Lest it be thought that I am only picking on the United States, former Australian leaders and officials have also had their share of issues:
- After former Foreign Minister and New South Wales Premier Bob Carr was appointed as the head of the Australia China Relations Institute at the University of Technology in Sydney in 2014, media reports indicate he has “come to personify the lobby he once attacked, lauding the achievements of Xi Jinping and condemning his critics.”
- Former Prime Minister Paul Keating, who now serves on the International Advisory Council of the China Development Bank, has criticized the Australian government for having a “containment strategy” against China.
- Former Prime Minister Kevin Rudd: A friend of mine in a position to know tells me that Kevin Rudd is on the boards of several major Chinese corporations. Rudd takes an increasingly very moderate line on China.
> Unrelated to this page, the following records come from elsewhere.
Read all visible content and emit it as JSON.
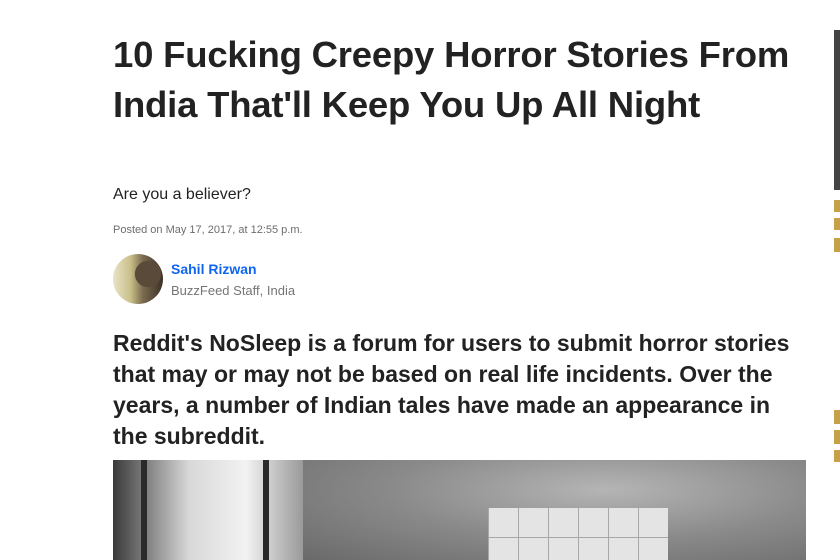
{
  "article": {
    "title": "10 Fucking Creepy Horror Stories From India That'll Keep You Up All Night",
    "dek": "Are you a believer?",
    "posted": "Posted on May 17, 2017, at 12:55 p.m.",
    "author": {
      "name": "Sahil Rizwan",
      "role": "BuzzFeed Staff, India"
    },
    "intro": "Reddit's NoSleep is a forum for users to submit horror stories that may or may not be based on real life incidents. Over the years, a number of Indian tales have made an appearance in the subreddit."
  },
  "colors": {
    "link": "#0f65ef",
    "text": "#222222",
    "muted": "#757575"
  }
}
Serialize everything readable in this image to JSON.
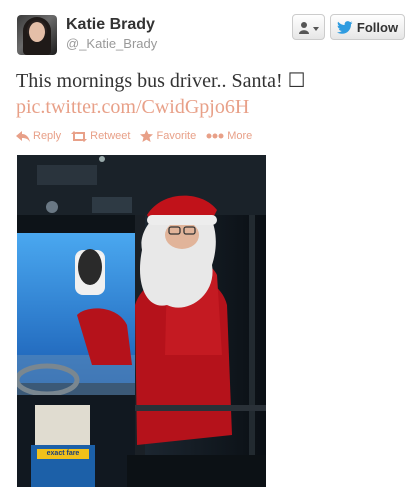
{
  "user": {
    "full_name": "Katie Brady",
    "screen_name": "@_Katie_Brady"
  },
  "buttons": {
    "follow_label": "Follow"
  },
  "tweet": {
    "text": "This mornings bus driver.. Santa! ☐",
    "link": "pic.twitter.com/CwidGpjo6H"
  },
  "actions": {
    "reply": "Reply",
    "retweet": "Retweet",
    "favorite": "Favorite",
    "more": "More"
  },
  "photo": {
    "sign_text": "exact fare"
  },
  "colors": {
    "link": "#e8a088",
    "follow_bird": "#2f9ce0"
  }
}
His daughter has a lucrative business selling baby formula and other organic Aussie goods to the Chinese market, and also serves as the Australian ambassador for Chinese e-commerce giant Alibaba.
How to Counter China’s Foreign Friends Among Us
I don’t know enough about the linkages some Taiwanese may have with China, but I think the basic strategy in any country facing this kind of sharp power threat should include these three essential measures:
- Support media and police efforts to unmask hidden profitable or corrupt connections.
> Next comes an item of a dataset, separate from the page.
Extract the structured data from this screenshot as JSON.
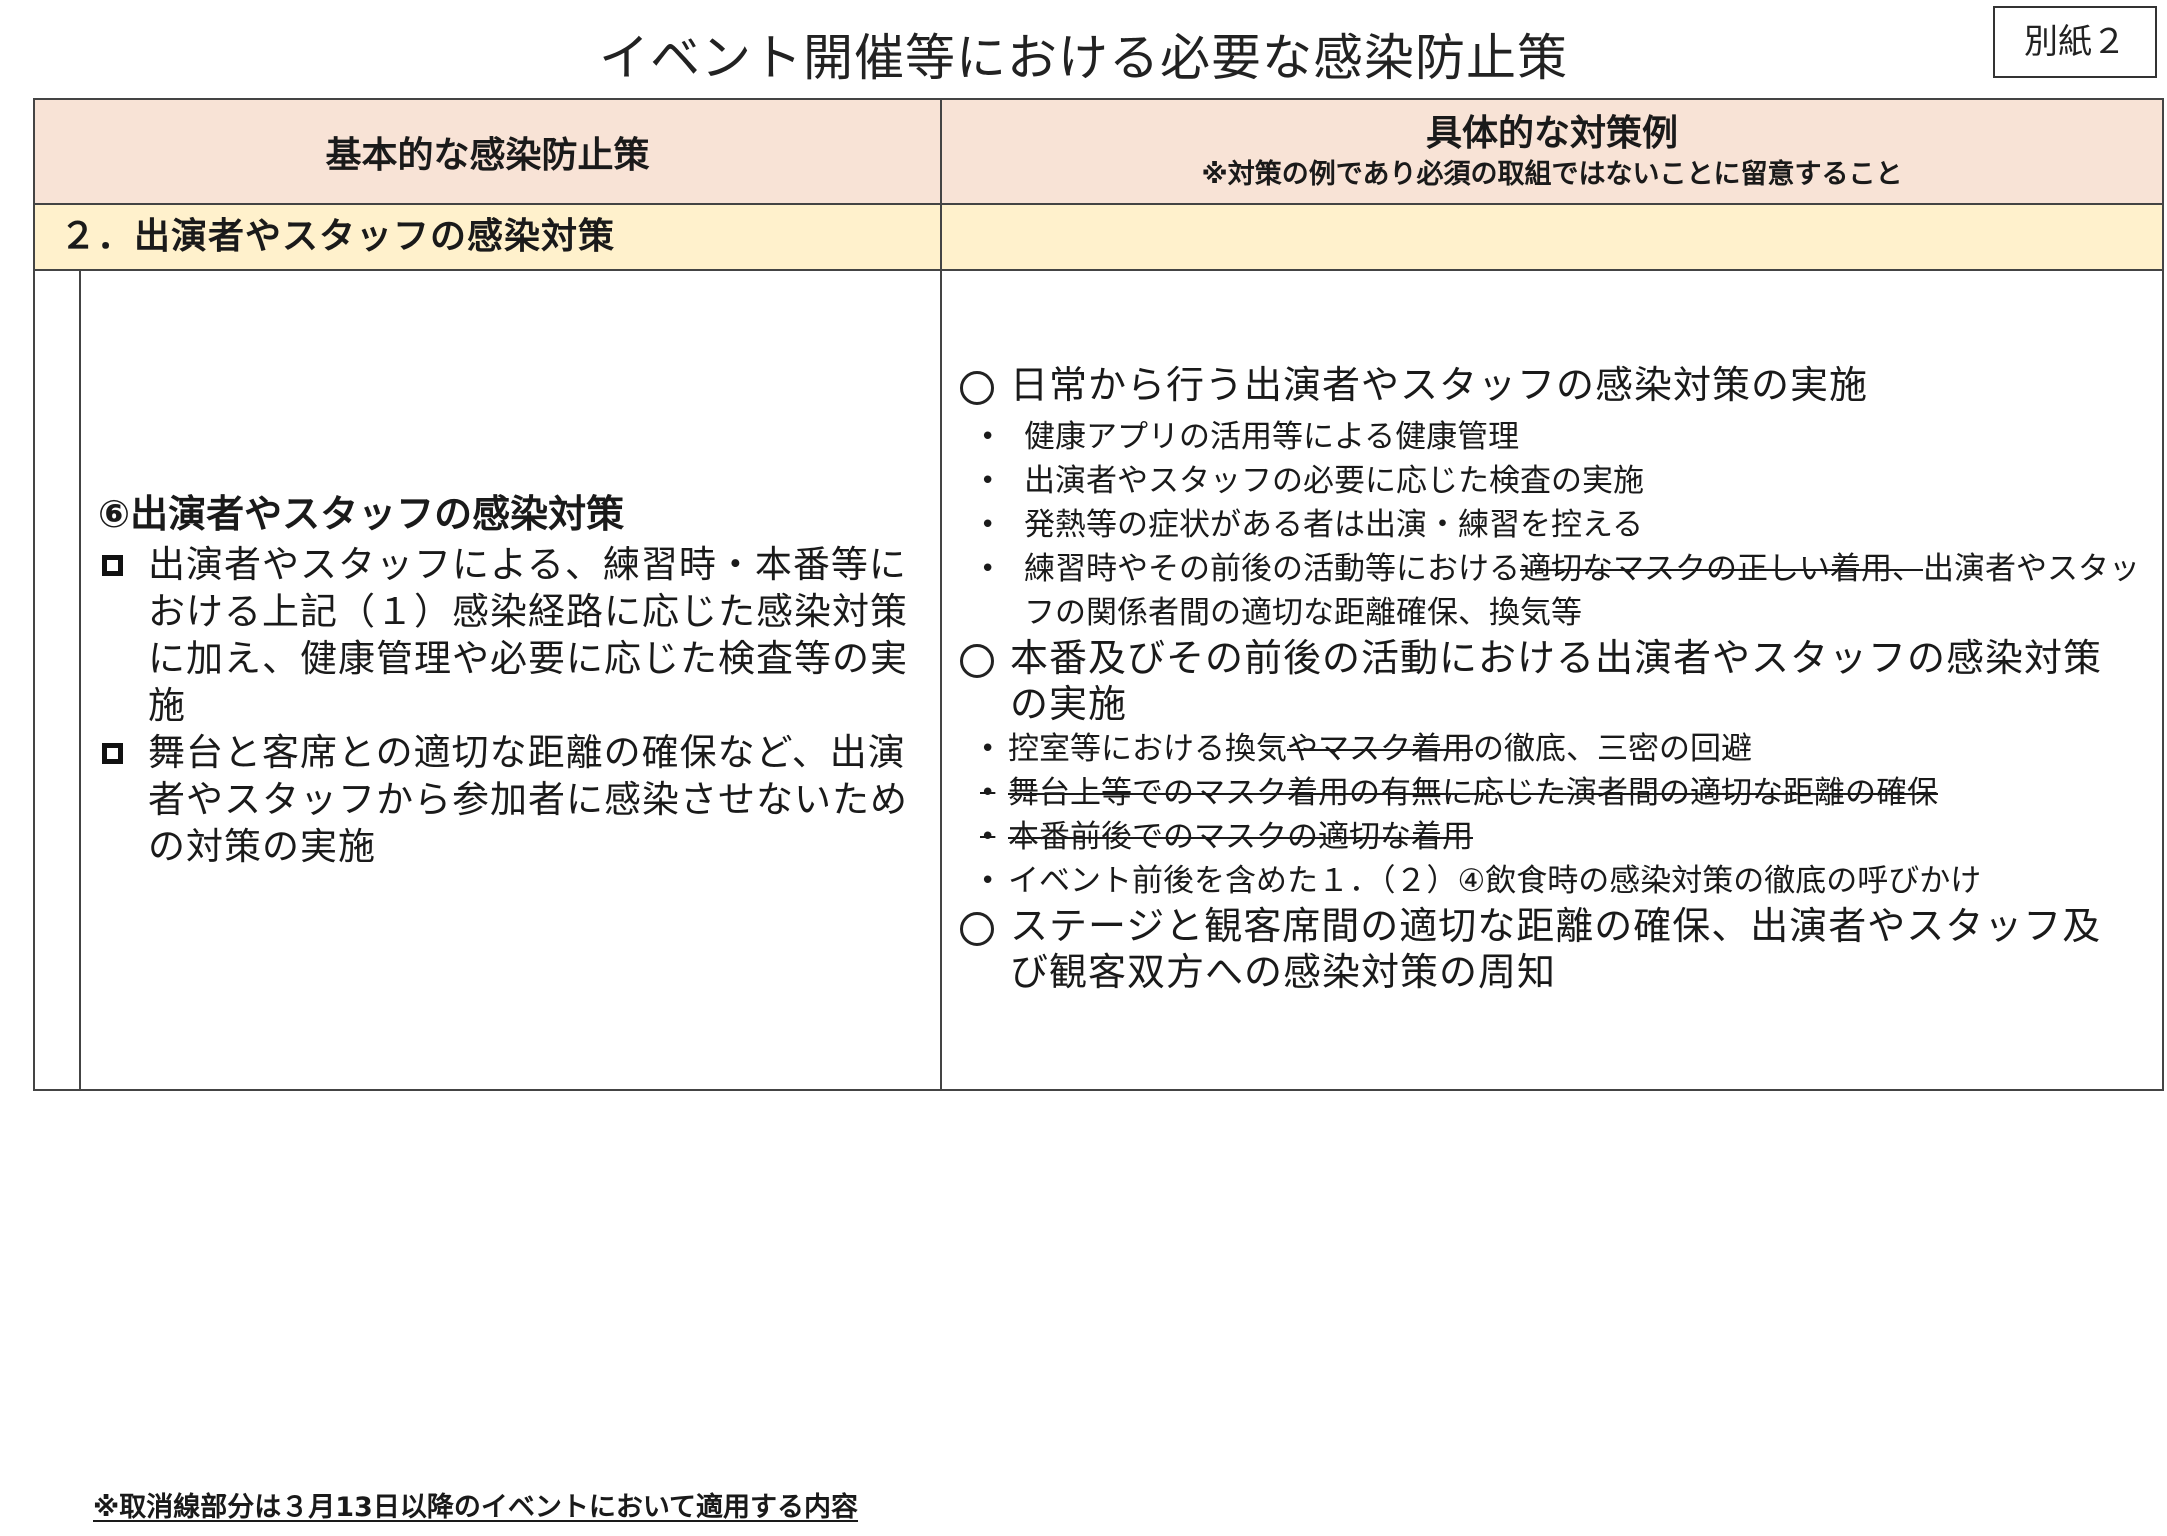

- Create legislation to make it more difficult for family members to do back-door deals. For example, US law prevents US corporations from hiring or doing special business deals with the children of foreign officials, but it does not prevent foreign entities from hiring or doing special deals with children of US officials.
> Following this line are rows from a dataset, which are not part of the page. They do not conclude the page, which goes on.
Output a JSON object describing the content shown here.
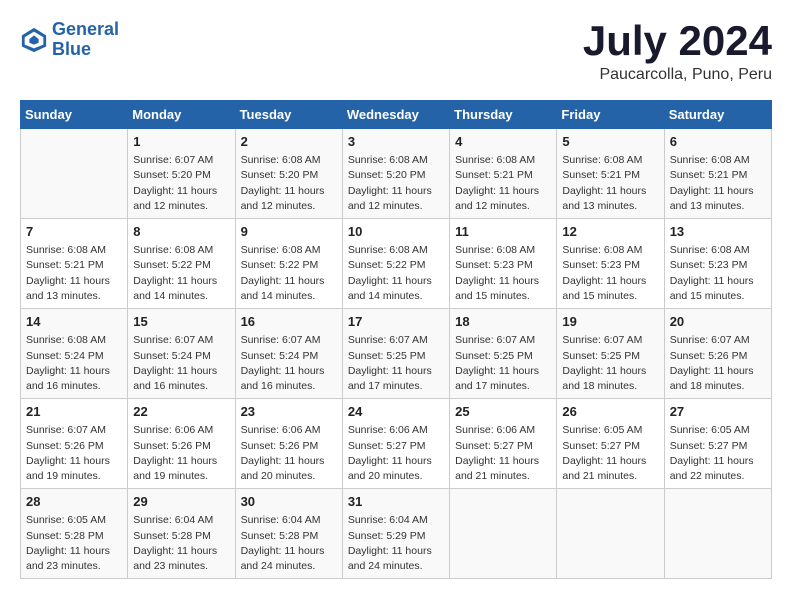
{
  "logo": {
    "line1": "General",
    "line2": "Blue"
  },
  "title": "July 2024",
  "location": "Paucarcolla, Puno, Peru",
  "days_of_week": [
    "Sunday",
    "Monday",
    "Tuesday",
    "Wednesday",
    "Thursday",
    "Friday",
    "Saturday"
  ],
  "weeks": [
    [
      {
        "day": "",
        "info": ""
      },
      {
        "day": "1",
        "info": "Sunrise: 6:07 AM\nSunset: 5:20 PM\nDaylight: 11 hours\nand 12 minutes."
      },
      {
        "day": "2",
        "info": "Sunrise: 6:08 AM\nSunset: 5:20 PM\nDaylight: 11 hours\nand 12 minutes."
      },
      {
        "day": "3",
        "info": "Sunrise: 6:08 AM\nSunset: 5:20 PM\nDaylight: 11 hours\nand 12 minutes."
      },
      {
        "day": "4",
        "info": "Sunrise: 6:08 AM\nSunset: 5:21 PM\nDaylight: 11 hours\nand 12 minutes."
      },
      {
        "day": "5",
        "info": "Sunrise: 6:08 AM\nSunset: 5:21 PM\nDaylight: 11 hours\nand 13 minutes."
      },
      {
        "day": "6",
        "info": "Sunrise: 6:08 AM\nSunset: 5:21 PM\nDaylight: 11 hours\nand 13 minutes."
      }
    ],
    [
      {
        "day": "7",
        "info": "Sunrise: 6:08 AM\nSunset: 5:21 PM\nDaylight: 11 hours\nand 13 minutes."
      },
      {
        "day": "8",
        "info": "Sunrise: 6:08 AM\nSunset: 5:22 PM\nDaylight: 11 hours\nand 14 minutes."
      },
      {
        "day": "9",
        "info": "Sunrise: 6:08 AM\nSunset: 5:22 PM\nDaylight: 11 hours\nand 14 minutes."
      },
      {
        "day": "10",
        "info": "Sunrise: 6:08 AM\nSunset: 5:22 PM\nDaylight: 11 hours\nand 14 minutes."
      },
      {
        "day": "11",
        "info": "Sunrise: 6:08 AM\nSunset: 5:23 PM\nDaylight: 11 hours\nand 15 minutes."
      },
      {
        "day": "12",
        "info": "Sunrise: 6:08 AM\nSunset: 5:23 PM\nDaylight: 11 hours\nand 15 minutes."
      },
      {
        "day": "13",
        "info": "Sunrise: 6:08 AM\nSunset: 5:23 PM\nDaylight: 11 hours\nand 15 minutes."
      }
    ],
    [
      {
        "day": "14",
        "info": "Sunrise: 6:08 AM\nSunset: 5:24 PM\nDaylight: 11 hours\nand 16 minutes."
      },
      {
        "day": "15",
        "info": "Sunrise: 6:07 AM\nSunset: 5:24 PM\nDaylight: 11 hours\nand 16 minutes."
      },
      {
        "day": "16",
        "info": "Sunrise: 6:07 AM\nSunset: 5:24 PM\nDaylight: 11 hours\nand 16 minutes."
      },
      {
        "day": "17",
        "info": "Sunrise: 6:07 AM\nSunset: 5:25 PM\nDaylight: 11 hours\nand 17 minutes."
      },
      {
        "day": "18",
        "info": "Sunrise: 6:07 AM\nSunset: 5:25 PM\nDaylight: 11 hours\nand 17 minutes."
      },
      {
        "day": "19",
        "info": "Sunrise: 6:07 AM\nSunset: 5:25 PM\nDaylight: 11 hours\nand 18 minutes."
      },
      {
        "day": "20",
        "info": "Sunrise: 6:07 AM\nSunset: 5:26 PM\nDaylight: 11 hours\nand 18 minutes."
      }
    ],
    [
      {
        "day": "21",
        "info": "Sunrise: 6:07 AM\nSunset: 5:26 PM\nDaylight: 11 hours\nand 19 minutes."
      },
      {
        "day": "22",
        "info": "Sunrise: 6:06 AM\nSunset: 5:26 PM\nDaylight: 11 hours\nand 19 minutes."
      },
      {
        "day": "23",
        "info": "Sunrise: 6:06 AM\nSunset: 5:26 PM\nDaylight: 11 hours\nand 20 minutes."
      },
      {
        "day": "24",
        "info": "Sunrise: 6:06 AM\nSunset: 5:27 PM\nDaylight: 11 hours\nand 20 minutes."
      },
      {
        "day": "25",
        "info": "Sunrise: 6:06 AM\nSunset: 5:27 PM\nDaylight: 11 hours\nand 21 minutes."
      },
      {
        "day": "26",
        "info": "Sunrise: 6:05 AM\nSunset: 5:27 PM\nDaylight: 11 hours\nand 21 minutes."
      },
      {
        "day": "27",
        "info": "Sunrise: 6:05 AM\nSunset: 5:27 PM\nDaylight: 11 hours\nand 22 minutes."
      }
    ],
    [
      {
        "day": "28",
        "info": "Sunrise: 6:05 AM\nSunset: 5:28 PM\nDaylight: 11 hours\nand 23 minutes."
      },
      {
        "day": "29",
        "info": "Sunrise: 6:04 AM\nSunset: 5:28 PM\nDaylight: 11 hours\nand 23 minutes."
      },
      {
        "day": "30",
        "info": "Sunrise: 6:04 AM\nSunset: 5:28 PM\nDaylight: 11 hours\nand 24 minutes."
      },
      {
        "day": "31",
        "info": "Sunrise: 6:04 AM\nSunset: 5:29 PM\nDaylight: 11 hours\nand 24 minutes."
      },
      {
        "day": "",
        "info": ""
      },
      {
        "day": "",
        "info": ""
      },
      {
        "day": "",
        "info": ""
      }
    ]
  ]
}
- Ensure that China receives reciprocal treatment to the greatest extent possible, whether the issue is numbers of journalists, numbers of Confucius Institutes, or restrictions on travel or business, etc.
In recent years, AACo has moved away from the bulk business of live cattle exports to focus on exports of its branded beef such as premium Wagyu steaks to cash in on the next wave of the China boom.
“Ms. Rudd’s extensive marketing and digital experience will enhance the board’s skill base and bring an added dimension to board discussions given her generational perspective and deep understanding of markets, especially Asian markets,” said chairman Donald McGauchie – the man who recruited Sol Trujillo to run Telstra all those years ago.
The main point: China in effect “bought” retired US officials to influence US policies in China’s favor. China’s financial incentives to foreign friends to support certain policies toward China is a type of sharp power.